Cancer is a big concern today. Behind heart disease, it’s the second leading cause of death in the U.S. More than a half million Americans die each year of cancer. And in 2012 alone, an estimated 1.6 million new cases of cancer were diagnosed.

So anything you can do to stop this deadly trend and cut your risk is step in the right direction. And changing the way you cook your meat is one of the easiest things you can do.

Here are some cooking tips to and ensure you’re not cooking your way to cancer…

Microwave your meat before cooking. Place meat on in a dish and microwave it for a few minutes prior to placing it on the grill or in the frying pan. While in the microwave, the meat will release liquids that contain many of the precursors to HCAs. You should toss these drippings.

In studies, pre-microwaving reduces creatine, amino acids and sugar by about 30%. And cancer-causing activity was decreased by about 95%. That’s just five to six minutes of your time to prevent the #2 killer in the U.S.

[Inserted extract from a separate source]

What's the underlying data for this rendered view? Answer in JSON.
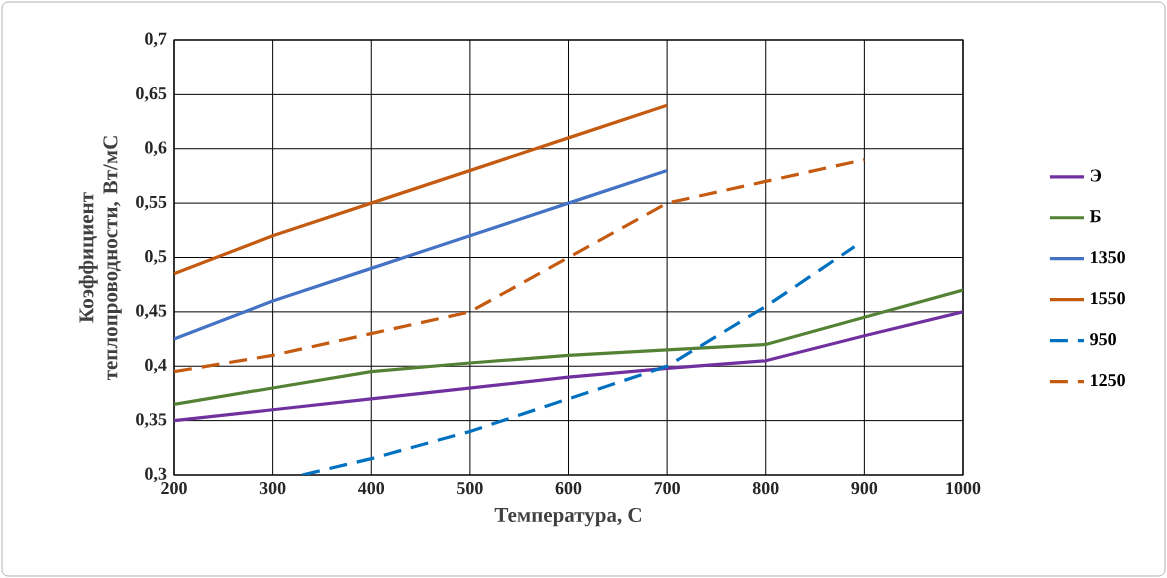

Wrap grilling meat in foil. In addition to pre-cooking in the microwave, wrap your grilling meat in a protective layer of foil. This will help lower the production of PAHs by preventing fat and juice from dripping into the grill. It will also help reduce charring. Throw in your favorite toppings… onions, mushrooms, barbeque sauce or whatever else you prefer – then wrap it all up and toss it on grill.

Use a marinade. Marinade your meat with garlic, onion and lemon prior to cooking. Research shows beef marinated in a mixture of garlic, onion and lemon juice can reduce HCAs by about 70% during cooking. Just mix 31.2% onion, 28.6% garlic and 14.6% lemon juice. You can also use red wine, virgin olive oil, rosemary and other spices to reduce production of HCA in both beef and chicken.

Bake, poach or roast whenever possible. Slow cook methods such as baking, poaching and roasting release fewer cancer-causing chemicals than cooking foods a high heat. You can also cook your meat in a crock-pot or stew it over low heat to reduce chemical formation.

In the meantime, the HCA content in well-done meat is about 3.5 times higher than it is in meat that’s medium rare. So you can always choose to go for a little pink in your meat and remove any surface charring before chomping down. Just flip the meat constantly to decrease the formation of cancer-causing chemicals.

And don’t forget!

Avoid processed meats that contain sodium nitrate, choose your meats from grass-fed livestock and select poultry from cage-free birds.

When you put all of these tips together your body will thank you for it.


Knize MG, Felton JS. Formation and human risk of carcinogenic heterocyclic amines formed from natural precursors in meat. Nutr Rev. 2005 May;63(5):158-65.

Joshi AD, Corral R, Catsburg C, Lewinger JP, Koo J, John EM, Ingles S, Stern MC. Red meat and poultry, cooking practices, genetic susceptibility and risk of prostate cancer: results from the California Collaborative Prostate Cancer Study. Carcinogenesis, Jul 20, 2012

Zheng W, Gustafson DR, Sinha R, Cerhan JR, Moore D, Hong CP, Anderson KE, Kushi LH, Sellers TA, Folsom AR. Well-done meat intake and the risk of breast cancer. J Natl Cancer Inst. 1998 Nov 18;90(22):1724-9

Felton JS, Fultz E, Dolbeare FA, Knize MG. Reduction of heterocyclic amine mutagens/carcinogens in fried beef patties by microwave pretreatment. Fd. Chem. Toxic., 1994;32:897-903.

Gibis M. Effect of oil marinades with garlic, onion, and lemon juice on the formation of heterocyclic aromatic amines in fried beef patties. J Agric Food Chem. 2007;55(25):10240-10247.

Puangsombat K, Gadgil P, Houser TA, Hunt MC, Smith JS. Occurrence of heterocyclic amines in cooked meat products. Meat Sci. 2012 Mar;90(3):739-46.